Wednesday, March 25, 2009

Memory Day: Dr. Patel

Dr. Manu Patel was the AP Physics teacher at TC Williams in my senior year. I've briefly mentioned Dr. Patel in previous posts here and here, but he's always been a supporting character. The time has come for him to get the full day's update that he deserves.

I first met Dr. Patel in 1990 when my friend, Daniel Bethancourt, and I (as the two top students in our class) were extricated from the sixth grade for a day to experience a full day of science courses at the local high school. This might have been one of the most idiotic field trip ideas ever, since one of the classes we visited was taking a test, and another had a substitute. The only high points were a class where the students were testing out their toothpick suspension bridges by hanging weights from them, and Dr. Patel's physics class.

As soon as we came in, he waved his own class away and told them to "work on something to make you smart", and then took us to the back of his physics classroom to entertain us with all the props from the various physics labs. When he learned that we were from Polk School, he proudly proclaimed that he was one of the original donors back when it was built, and sure enough, his name was prominently displayed on the playground plaque.

Flashing forward six years in a LOST-esque fashion, Dr. Patel was my teacher for AP Physics B (B was the physics you can see, and C was all the atomic garbage that you can't see). Each class period consisted of a physics lesson mixed with philosophical maxims and peppered with the occasion dismissal of anything irrelevant to physics as "garbage!". Not only was it his goal to bestow his wisdom, it was also his goal to make everyone work towards a 5 of 5 on the AP exam.

Just after Christmas time, he broke his leg and the doctor said he'd be out of work for at least two months. Angry at his infirmity, he had all the students come into the faculty lounge for a conference call, where he laid out his game plan for the remainder of the year and warned us that we would end up in the gutter begging for money if we didn't work hard enough at physics. This was followed by weekly physics sessions at his house in Fake Alexandria, where we all sat in a circle around him eager for knowledge.
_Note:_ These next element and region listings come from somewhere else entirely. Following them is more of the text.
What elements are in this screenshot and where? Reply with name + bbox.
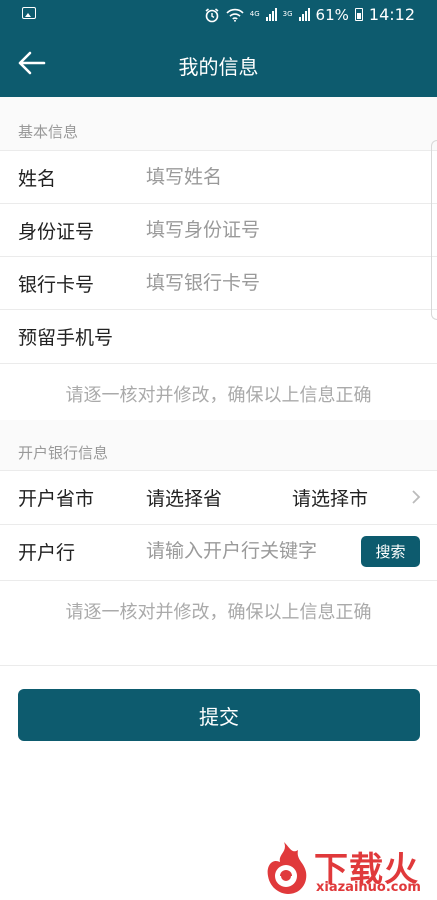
submit-button[interactable]: 提交 (18, 689, 420, 741)
scroll-indicator (431, 140, 437, 320)
phone-label: 预留手机号 (18, 327, 114, 349)
name-label: 姓名 (18, 168, 57, 190)
verify-hint-bank: 请逐一核对并修改，确保以上信息正确 (65, 602, 372, 623)
bank-card-label: 银行卡号 (18, 274, 95, 296)
chevron-right-icon[interactable] (409, 490, 423, 504)
network-type-1: 4G (249, 10, 260, 18)
divider (0, 665, 437, 666)
status-bar: 4G 3G 61% 14:12 (0, 0, 437, 30)
province-city-label: 开户省市 (18, 488, 95, 510)
flame-logo-icon (267, 842, 307, 894)
search-button[interactable]: 搜索 (361, 536, 420, 567)
alarm-icon (205, 7, 219, 22)
clock: 14:12 (368, 5, 415, 24)
battery-percent: 61% (315, 5, 349, 24)
divider (0, 363, 437, 364)
bank-card-input[interactable] (146, 268, 346, 298)
bank-card-row: 银行卡号 (0, 256, 437, 309)
watermark: 下载火 xiazaihuo.com (258, 840, 434, 896)
section-label-basic: 基本信息 (18, 123, 79, 141)
id-number-input[interactable] (146, 215, 346, 245)
app-header: 4G 3G 61% 14:12 我的信息 (0, 0, 437, 97)
image-icon (22, 7, 36, 19)
battery-icon (354, 8, 363, 21)
watermark-domain: xiazaihuo.com (316, 880, 421, 895)
branch-row: 开户行 搜索 (0, 524, 437, 580)
page-title: 我的信息 (178, 55, 259, 79)
id-number-label: 身份证号 (18, 221, 95, 243)
verify-hint-basic: 请逐一核对并修改，确保以上信息正确 (65, 385, 372, 406)
city-select[interactable]: 请选择市 (292, 484, 368, 511)
wifi-icon (226, 8, 244, 22)
section-label-bank: 开户银行信息 (18, 444, 109, 462)
phone-input[interactable] (146, 321, 346, 351)
id-number-row: 身份证号 (0, 203, 437, 256)
signal-icon-2 (298, 8, 310, 21)
name-row: 姓名 (0, 150, 437, 203)
network-type-2: 3G (282, 10, 293, 18)
divider (0, 580, 437, 581)
signal-icon (265, 8, 277, 21)
navigation-bar: 我的信息 (0, 30, 437, 97)
branch-label: 开户行 (18, 542, 76, 564)
status-icons: 4G 3G 61% 14:12 (204, 5, 415, 24)
branch-search-input[interactable] (146, 536, 351, 566)
province-city-row[interactable]: 开户省市 请选择省 请选择市 (0, 470, 437, 523)
phone-row: 预留手机号 (0, 309, 437, 362)
province-select[interactable]: 请选择省 (146, 484, 222, 511)
name-input[interactable] (146, 162, 346, 192)
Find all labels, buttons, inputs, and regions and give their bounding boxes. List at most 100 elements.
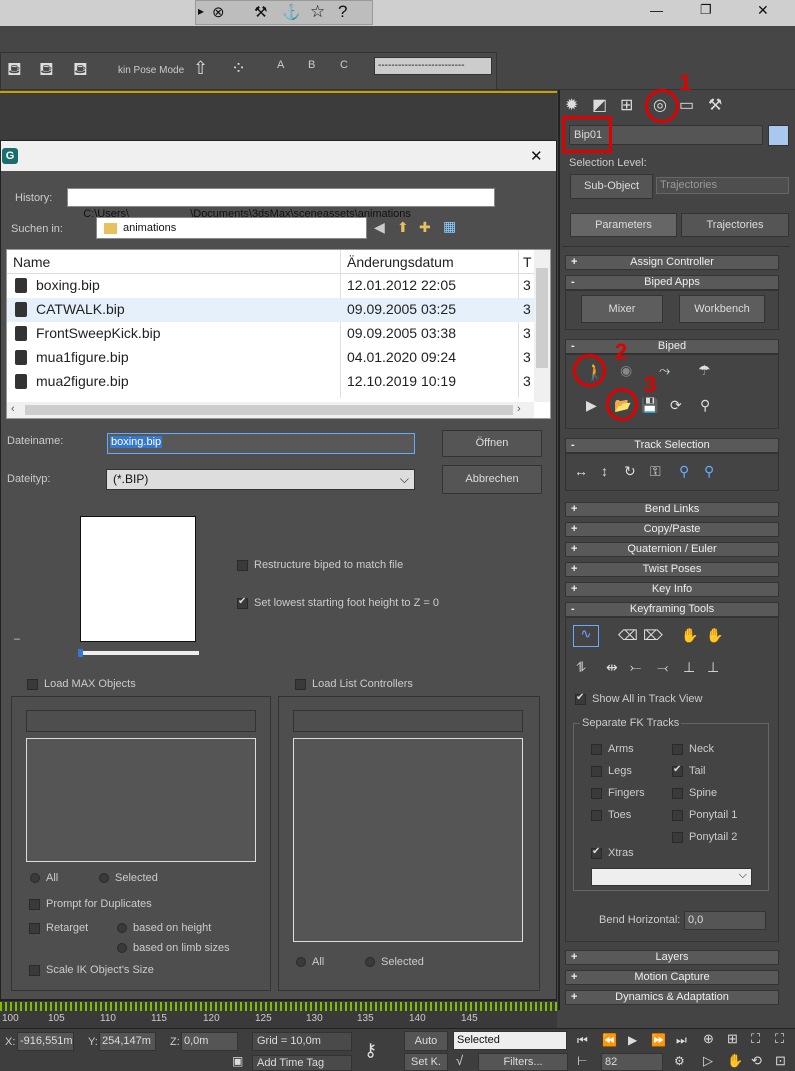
toolbar-dropdown[interactable]: -------------------------- — [374, 57, 492, 75]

Contrary to the wishes of his doctor, he was back at school in just over a month, burning through the remaining materials for the AP exam as if it were a terminal case. The reward for our 5s was to watch the entire Star Wars trilogy in class instead of learning about atomic physics, which Dr. Patel interrupted only once, to say that Yoda had stolen "There is no try, only do" from him.

Dr. Patel was also the school coordinator for the Science Bowl, a yearly competition invented so that Thomas Jefferson students could have more trophies mailed to their houses. We held our own, and even beat TJ in one round, but double elimination destroyed us soon after. After a particularly sound beating of a perennially losing school (perhaps it was Woodson?), Dr. Patel hobbled right up to the TJ team in front of the entire audience and chastised them (and their coach) for their arrogance and unsportsmanlike conduct, something to the effect of "Being smart is not enough! You must work hard and be good people or you will be garbage!"

By the time I'd left college five years later, I'd easily taken four full years worth of physics, an almost Kathy-esque amount, and could do linear momentum problems in my sleep. I never did see Dr. Patel again, although I presume that he'll still be teaching out of a wheelchair at the age of 110 and ranting about all the chipmunks.